OpenRouter Throttling Run Notes (2026-03-01)

This note records a reproducible OpenRouter suite run focused on:

handling temporary model throttling,
checking practical model availability, and
collecting a small hosted-model baseline snapshot.

Suite Config and Command

Pinned config:

configs/openrouter-throttled-v3.json

Run command:

cd addenda/lean-sorry-repos-benchmark
uv run python -m lean_sorry_repos_benchmark.suite_runner \
  --config configs/openrouter-throttled-v3.json \
  --out-dir ../../tmp/lean-suite-openrouter-throttled-v3

Output bundle:

../../tmp/lean-suite-openrouter-throttled-v3/suite_results.json
../../tmp/lean-suite-openrouter-throttled-v3/suite_summary.md

Result Snapshot

Aggregate:

run_count=5
success_count=5
infra_failure_count=0
model_error_run_count=2

Per-model:

moonshotai/kimi-k2: valid_rate=1.0000, verification_success_rate_attempted=0.1250, generation_error_count=0
qwen/qwen3-coder: valid_rate=1.0000, verification_success_rate_attempted=0.0938, generation_error_count=0
google/gemma-3-27b-it:free: valid_rate=0.0938, verification_success_rate_attempted=0.0000, generation_error_count=29 (http_error)
google/gemma-3-12b-it:free: valid_rate=0.0000, verification_success_rate_attempted=0.0000, generation_error_count=32 (http_error)
arcee-ai/trinity-large-preview:free: valid_rate=0.8125, verification_success_rate_attempted=0.1250, generation_error_count=0

Interpretation:

Throttling and endpoint instability were model-specific (free Gemma variants) rather than suite-wide infrastructure failures.
Retry settings (count=2, domains=all, kinds http_error,timeout) were not enough to salvage those specific free-model runs.

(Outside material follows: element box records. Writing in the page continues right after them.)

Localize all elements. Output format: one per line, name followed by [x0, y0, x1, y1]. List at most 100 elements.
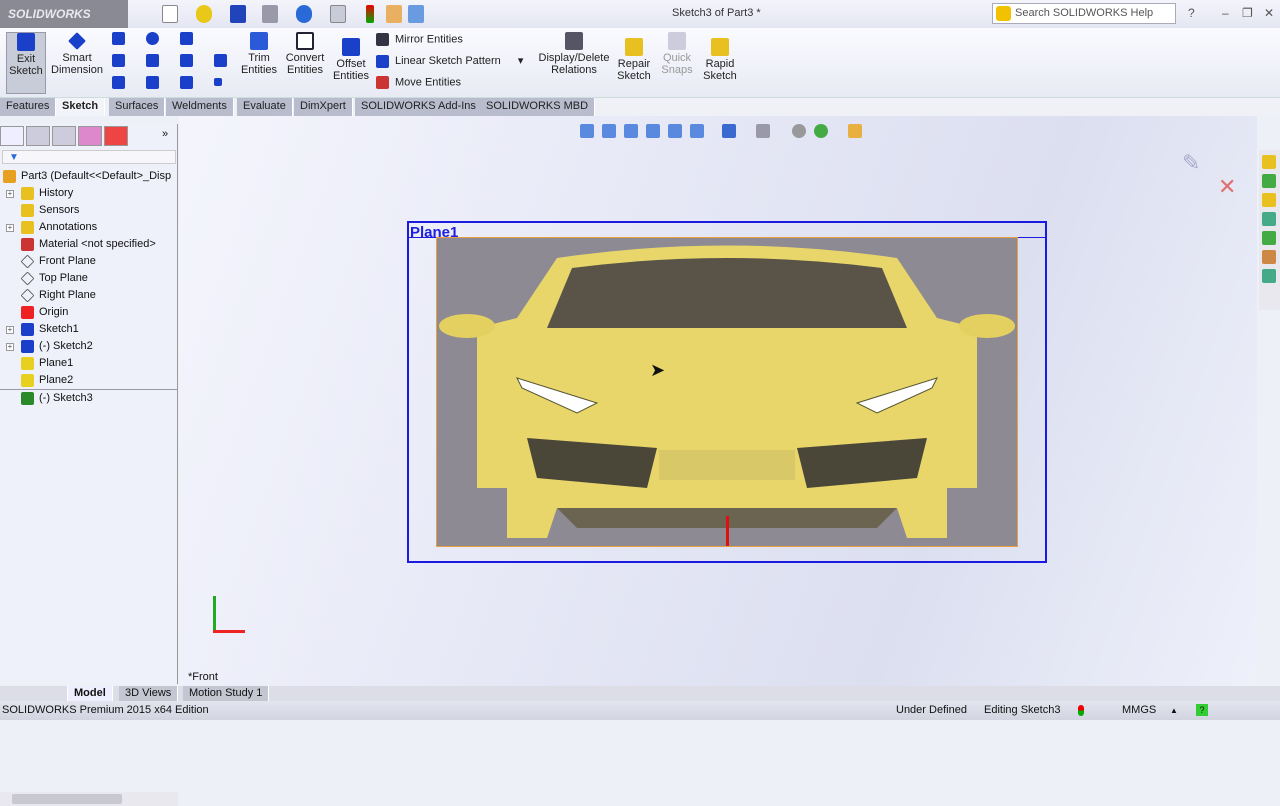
confirmation-corner-icon[interactable]: ✎ — [1182, 150, 1200, 176]
line-tool[interactable] — [112, 32, 131, 45]
edit-appearance-icon[interactable] — [792, 124, 806, 138]
view-orientation-icon[interactable] — [690, 124, 704, 138]
close-button[interactable]: ✕ — [1264, 6, 1274, 20]
view-settings-icon[interactable] — [848, 124, 862, 138]
tab-dimxpert[interactable]: DimXpert — [294, 98, 353, 116]
tree-horizontal-scrollbar[interactable] — [0, 792, 178, 806]
units-menu-arrow-icon[interactable]: ▲ — [1170, 701, 1178, 720]
dimxpert-manager-tab-icon[interactable] — [78, 126, 102, 146]
expand-panel-icon[interactable]: » — [162, 128, 168, 140]
feature-manager-tab-icon[interactable] — [0, 126, 24, 146]
help-search-input[interactable]: Search SOLIDWORKS Help — [992, 3, 1176, 24]
undo-icon[interactable] — [296, 5, 312, 23]
tab-evaluate[interactable]: Evaluate — [237, 98, 293, 116]
tab-addins[interactable]: SOLIDWORKS Add-Ins — [355, 98, 483, 116]
ellipse-tool[interactable] — [180, 54, 199, 67]
fillet-tool[interactable] — [180, 76, 199, 89]
hide-show-icon[interactable] — [756, 124, 770, 138]
smart-dimension-button[interactable]: Smart Dimension — [50, 32, 104, 76]
tree-item[interactable]: + (-) Sketch2 — [0, 338, 178, 355]
expand-icon[interactable]: + — [6, 190, 14, 198]
mirror-entities-button[interactable]: Mirror Entities — [376, 33, 463, 46]
resources-icon[interactable] — [1262, 155, 1276, 169]
open-icon[interactable] — [196, 5, 212, 23]
forum-icon[interactable] — [1262, 269, 1276, 283]
file-properties-icon[interactable] — [386, 5, 402, 23]
print-icon[interactable] — [262, 5, 278, 23]
rectangle-tool[interactable] — [112, 54, 131, 67]
tree-item[interactable]: Plane1 — [0, 355, 178, 372]
rebuild-icon[interactable] — [366, 5, 374, 23]
spline-tool[interactable] — [180, 32, 199, 45]
tree-item[interactable]: Front Plane — [0, 253, 178, 270]
tab-features[interactable]: Features — [0, 98, 57, 116]
help-icon[interactable]: ? — [1188, 6, 1195, 20]
linear-sketch-pattern-button[interactable]: Linear Sketch Pattern ▾ — [376, 54, 523, 68]
tree-item[interactable]: Right Plane — [0, 287, 178, 304]
tab-3d-views[interactable]: 3D Views — [119, 686, 179, 701]
tree-item[interactable]: Top Plane — [0, 270, 178, 287]
configuration-manager-tab-icon[interactable] — [52, 126, 76, 146]
section-view-icon[interactable] — [646, 124, 660, 138]
tab-weldments[interactable]: Weldments — [166, 98, 234, 116]
expand-icon[interactable]: + — [6, 326, 14, 334]
tree-item[interactable]: (-) Sketch3 — [0, 389, 178, 406]
repair-sketch-button[interactable]: Repair Sketch — [616, 38, 652, 82]
display-style-icon[interactable] — [722, 124, 736, 138]
help-status-icon[interactable]: ? — [1196, 704, 1208, 716]
save-icon[interactable] — [230, 5, 246, 23]
options-icon[interactable] — [408, 5, 424, 23]
tab-motion-study-1[interactable]: Motion Study 1 — [183, 686, 270, 701]
arc-tool[interactable] — [146, 54, 165, 67]
minimize-button[interactable]: – — [1222, 6, 1229, 20]
point-tool[interactable] — [214, 76, 228, 88]
tab-model[interactable]: Model — [68, 686, 113, 701]
tree-item[interactable]: + Sketch1 — [0, 321, 178, 338]
move-entities-button[interactable]: Move Entities — [376, 76, 461, 89]
trim-entities-button[interactable]: Trim Entities — [238, 32, 280, 76]
solidworks-logo[interactable]: SOLIDWORKS — [0, 0, 128, 28]
tree-item[interactable]: Plane2 — [0, 372, 178, 389]
rapid-sketch-button[interactable]: Rapid Sketch — [702, 38, 738, 82]
sketch-picture-car[interactable] — [436, 237, 1018, 547]
tree-item[interactable]: + History — [0, 185, 178, 202]
expand-icon[interactable]: + — [6, 224, 14, 232]
custom-properties-icon[interactable] — [1262, 250, 1276, 264]
tree-item[interactable]: Origin — [0, 304, 178, 321]
tree-item[interactable]: + Annotations — [0, 219, 178, 236]
new-document-icon[interactable] — [162, 5, 178, 23]
display-manager-tab-icon[interactable] — [104, 126, 128, 146]
cancel-sketch-icon[interactable]: ✕ — [1218, 174, 1236, 200]
tab-sketch[interactable]: Sketch — [56, 98, 106, 116]
exit-sketch-button[interactable]: Exit Sketch — [6, 32, 46, 94]
maximize-button[interactable]: ❐ — [1242, 6, 1253, 20]
display-delete-relations-button[interactable]: Display/Delete Relations — [538, 32, 610, 76]
tab-surfaces[interactable]: Surfaces — [109, 98, 166, 116]
tab-scroll-arrows[interactable] — [0, 686, 68, 701]
polygon-tool[interactable] — [146, 76, 165, 89]
tree-filter-input[interactable]: ▼ — [2, 150, 176, 164]
tree-item[interactable]: Material <not specified> — [0, 236, 178, 253]
dynamic-annotation-icon[interactable] — [668, 124, 682, 138]
appearances-icon[interactable] — [1262, 231, 1276, 245]
slot-tool[interactable] — [112, 76, 131, 89]
scrollbar-thumb[interactable] — [12, 794, 122, 804]
previous-view-icon[interactable] — [624, 124, 638, 138]
property-manager-tab-icon[interactable] — [26, 126, 50, 146]
tree-root-part3[interactable]: Part3 (Default<<Default>_Disp — [0, 168, 178, 185]
file-explorer-icon[interactable] — [1262, 193, 1276, 207]
view-palette-icon[interactable] — [1262, 212, 1276, 226]
text-tool[interactable] — [214, 54, 233, 67]
quick-snaps-button[interactable]: Quick Snaps — [660, 32, 694, 76]
select-icon[interactable] — [330, 5, 346, 23]
tab-mbd[interactable]: SOLIDWORKS MBD — [480, 98, 596, 116]
zoom-to-fit-icon[interactable] — [580, 124, 594, 138]
convert-entities-button[interactable]: Convert Entities — [283, 32, 327, 76]
units-selector[interactable]: MMGS — [1122, 701, 1156, 720]
zoom-area-icon[interactable] — [602, 124, 616, 138]
design-library-icon[interactable] — [1262, 174, 1276, 188]
offset-entities-button[interactable]: Offset Entities — [331, 38, 371, 82]
tree-item[interactable]: Sensors — [0, 202, 178, 219]
circle-tool[interactable] — [146, 32, 165, 45]
apply-scene-icon[interactable] — [814, 124, 828, 138]
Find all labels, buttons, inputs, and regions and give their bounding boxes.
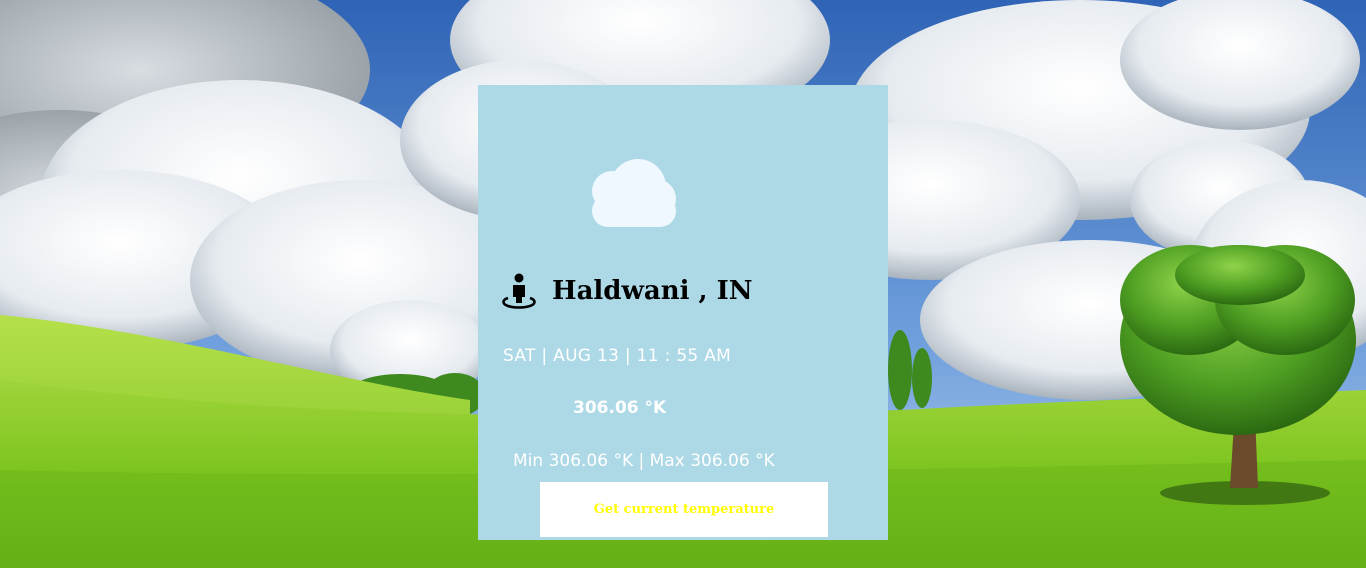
cloud-icon	[592, 159, 676, 227]
min-max-temperature: Min 306.06 °K | Max 306.06 °K	[513, 451, 775, 471]
location-name: Haldwani , IN	[552, 276, 753, 306]
weather-card: Haldwani , IN SAT | AUG 13 | 11 : 55 AM …	[478, 85, 888, 540]
date-time: SAT | AUG 13 | 11 : 55 AM	[503, 346, 732, 366]
get-current-temperature-button[interactable]: Get current temperature	[540, 482, 828, 537]
location-row: Haldwani , IN	[500, 271, 753, 311]
current-temperature: 306.06 °K	[573, 398, 667, 418]
person-location-icon	[502, 273, 536, 309]
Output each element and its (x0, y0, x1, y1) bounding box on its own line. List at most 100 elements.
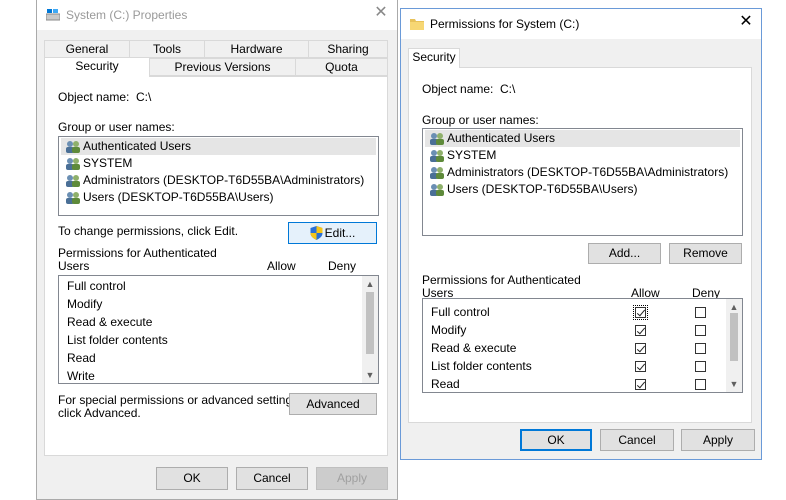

Availability and Routing Notes

Observed during direct preflight probes:

Some published :free model IDs intermittently returned 404 (“No endpoints found …”).
Others returned 429 with explicit upstream rate-limit messages.

Practical workflow:

preflight candidate model IDs with a one-token chat call;
keep only routable models in the suite config;
keep retry enabled for transient http_error and timeout classes;
avoid baseline claims when model_error_run_count > 0.